Indian Children Most Cyber-Bullied in the World: Study

Russia and Japan figured on the list as countries where cyber bullying was reported the least.

New Delhi: The increasing access of Indians to the Internet across India has given rise to the threat of the ‘faceless evil’ of cyberbullying, with teenagers being the most vulnerable victims. A recent study has shown that Indian children are the most cyber-bullied in the world. A report published in Comparitech.com has said that Indian parents remained among the highest to express confidence that their children were cyberbullied at least some times. The number of Indian parents complaining against cyberbullying, the report shows, has grown from 2011 to 2018.

Also read: India Has a Rotten Information Security Culture – A Privacy Law Will Not Fix Everything

The Comparitech report, which analysed an Ipsos international survey of adults in 28 countries, said that the number of parents complaining about their children being cyberbullied is increasing. The survey had conducted 20,793 interviews between March 23 and April 6, 2018, among adults between ages 18-64 in the US and Canada, and adults between ages 16-64 in all other countries.
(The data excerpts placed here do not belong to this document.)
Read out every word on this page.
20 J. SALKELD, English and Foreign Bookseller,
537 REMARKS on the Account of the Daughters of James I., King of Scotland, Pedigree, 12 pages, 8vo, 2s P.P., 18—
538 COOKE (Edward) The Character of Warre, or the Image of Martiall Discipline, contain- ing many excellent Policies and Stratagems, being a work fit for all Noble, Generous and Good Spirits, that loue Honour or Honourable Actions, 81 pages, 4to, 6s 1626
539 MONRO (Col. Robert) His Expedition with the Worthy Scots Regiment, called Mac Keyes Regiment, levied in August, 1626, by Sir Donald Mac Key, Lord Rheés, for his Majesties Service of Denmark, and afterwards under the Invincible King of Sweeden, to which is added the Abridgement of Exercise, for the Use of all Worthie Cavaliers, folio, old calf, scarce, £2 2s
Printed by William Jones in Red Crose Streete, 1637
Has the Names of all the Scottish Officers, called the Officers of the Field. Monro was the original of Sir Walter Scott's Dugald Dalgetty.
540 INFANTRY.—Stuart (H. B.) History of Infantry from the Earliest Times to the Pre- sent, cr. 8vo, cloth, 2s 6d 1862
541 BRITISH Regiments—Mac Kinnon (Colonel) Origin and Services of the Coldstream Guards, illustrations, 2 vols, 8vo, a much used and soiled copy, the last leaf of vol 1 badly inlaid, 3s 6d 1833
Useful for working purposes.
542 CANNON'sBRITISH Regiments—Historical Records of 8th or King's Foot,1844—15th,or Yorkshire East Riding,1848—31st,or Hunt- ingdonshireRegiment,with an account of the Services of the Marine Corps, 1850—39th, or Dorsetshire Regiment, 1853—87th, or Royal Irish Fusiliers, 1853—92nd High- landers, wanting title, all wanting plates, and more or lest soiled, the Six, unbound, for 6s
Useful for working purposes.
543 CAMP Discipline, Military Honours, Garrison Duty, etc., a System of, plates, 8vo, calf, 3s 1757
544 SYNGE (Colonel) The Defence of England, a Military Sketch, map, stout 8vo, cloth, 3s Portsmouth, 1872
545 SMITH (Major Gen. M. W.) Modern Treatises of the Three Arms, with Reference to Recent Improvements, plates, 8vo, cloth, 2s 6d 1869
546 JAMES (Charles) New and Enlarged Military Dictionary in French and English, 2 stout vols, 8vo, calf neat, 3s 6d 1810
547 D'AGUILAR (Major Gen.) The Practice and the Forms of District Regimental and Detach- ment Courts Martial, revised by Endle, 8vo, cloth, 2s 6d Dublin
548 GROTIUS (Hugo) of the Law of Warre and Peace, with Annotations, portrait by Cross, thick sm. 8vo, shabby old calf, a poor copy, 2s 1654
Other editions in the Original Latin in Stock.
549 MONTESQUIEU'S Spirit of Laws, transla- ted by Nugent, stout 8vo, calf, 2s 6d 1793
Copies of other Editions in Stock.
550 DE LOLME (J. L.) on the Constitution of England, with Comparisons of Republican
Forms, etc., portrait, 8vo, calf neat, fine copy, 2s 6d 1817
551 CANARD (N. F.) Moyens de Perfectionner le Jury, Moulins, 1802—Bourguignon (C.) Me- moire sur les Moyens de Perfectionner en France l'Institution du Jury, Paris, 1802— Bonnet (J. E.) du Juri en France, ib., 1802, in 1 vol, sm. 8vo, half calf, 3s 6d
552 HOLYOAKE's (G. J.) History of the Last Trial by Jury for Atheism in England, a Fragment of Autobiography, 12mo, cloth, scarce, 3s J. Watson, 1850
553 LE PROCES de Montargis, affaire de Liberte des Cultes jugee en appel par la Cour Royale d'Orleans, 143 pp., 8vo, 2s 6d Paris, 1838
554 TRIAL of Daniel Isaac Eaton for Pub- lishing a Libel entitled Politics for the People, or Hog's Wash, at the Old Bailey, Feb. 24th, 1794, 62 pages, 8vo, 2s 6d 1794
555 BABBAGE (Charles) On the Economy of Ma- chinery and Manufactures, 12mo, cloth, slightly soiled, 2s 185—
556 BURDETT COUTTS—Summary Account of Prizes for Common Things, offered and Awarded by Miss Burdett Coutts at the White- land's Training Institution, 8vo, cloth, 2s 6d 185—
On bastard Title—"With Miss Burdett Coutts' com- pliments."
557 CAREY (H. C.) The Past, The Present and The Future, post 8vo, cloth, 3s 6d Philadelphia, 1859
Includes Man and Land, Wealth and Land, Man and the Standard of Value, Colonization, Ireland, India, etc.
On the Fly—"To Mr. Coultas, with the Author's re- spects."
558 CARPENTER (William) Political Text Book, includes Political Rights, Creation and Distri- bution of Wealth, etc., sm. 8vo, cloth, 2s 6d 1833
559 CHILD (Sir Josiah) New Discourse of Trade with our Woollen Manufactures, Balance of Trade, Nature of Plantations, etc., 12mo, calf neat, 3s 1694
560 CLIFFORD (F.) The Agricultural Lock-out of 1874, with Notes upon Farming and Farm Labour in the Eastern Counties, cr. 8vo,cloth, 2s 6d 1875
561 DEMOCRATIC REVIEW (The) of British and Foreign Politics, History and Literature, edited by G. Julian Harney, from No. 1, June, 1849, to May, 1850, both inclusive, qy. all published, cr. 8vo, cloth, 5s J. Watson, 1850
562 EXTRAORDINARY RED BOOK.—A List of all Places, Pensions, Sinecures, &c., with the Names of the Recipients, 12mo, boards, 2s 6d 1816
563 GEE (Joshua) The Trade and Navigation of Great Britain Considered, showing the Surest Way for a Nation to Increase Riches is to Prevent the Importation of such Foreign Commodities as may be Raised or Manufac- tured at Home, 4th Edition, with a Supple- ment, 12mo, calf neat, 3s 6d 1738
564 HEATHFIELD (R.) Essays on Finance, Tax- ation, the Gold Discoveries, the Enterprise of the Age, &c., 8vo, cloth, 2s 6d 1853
Credit: www.comparitech.com

Country 2018 2016 2011
India 37 32 32
Brazil 29 19 20
United States 26 34 15
Belgium 25 13 12
South Africa 26 25 10
Malaysia 23
Sweden 23 20 14
Canada 20 17 18
Turkey 20 14 5
Saudi Arabia 19 17 18
Australia 19 20 13
Mexico 18 20 8
Great Britain 18 15 11
China 17 20 11
Serbia 16
Germany 14 9 7
Argentina 14 10 9
Peru 14 13
South Korea 13 9 8
Italy 12 11 3
Poland 12 18 12
Romania 11
Hungary 10 11 7
Spain 9 10 5
France 9 7 5
Chile 8
Japan 5 7 7
Russia 1 9 5

While India, Brazil and the United States ranked high on the list of countries where parents complained of their children being cyberbullied, Russia and Japan figured on the list as countries where parents complained the least.

A 2007 Pew Research study showed almost one-third (32%) of all teenagers who use the Internet had been victims of some type of cyberbullying, including such issues as as receiving threatening messages, having their private emails or text messages forwarded without consent; having an embarrassing picture posted without permission, or having rumours about them spread online. A 2016 study by the Cyberbullying Research Centre found an almost similar number – 34% – of teens were victims of cyberbullying. The US-based National Crime Prevention Council, meanwhile, puts that number to a much higher 43%.

Also read: WannaCry and the Challenge of International Cooperation in Cyberspace

Studies have shown that social media is now the favoured medium for cyberbullies. According to Cyberbullying Research Centre, 20% of teenagers in the US reported to being affected by online rumours, while just over 7% of middle school and high school students reported to having a mean or hurtful web page created about them.

Telenor.com reported that in a survey of parents and adults across Asia, 79% reported that either their child or a child they know had been threatened with physical harm while playing online games.

According to Bullying Statistics, most teenagers (over 80%) now use a mobile device regularly, opening them up to new avenues for bullying, and half of all young adults have faced cyberbullying in some form.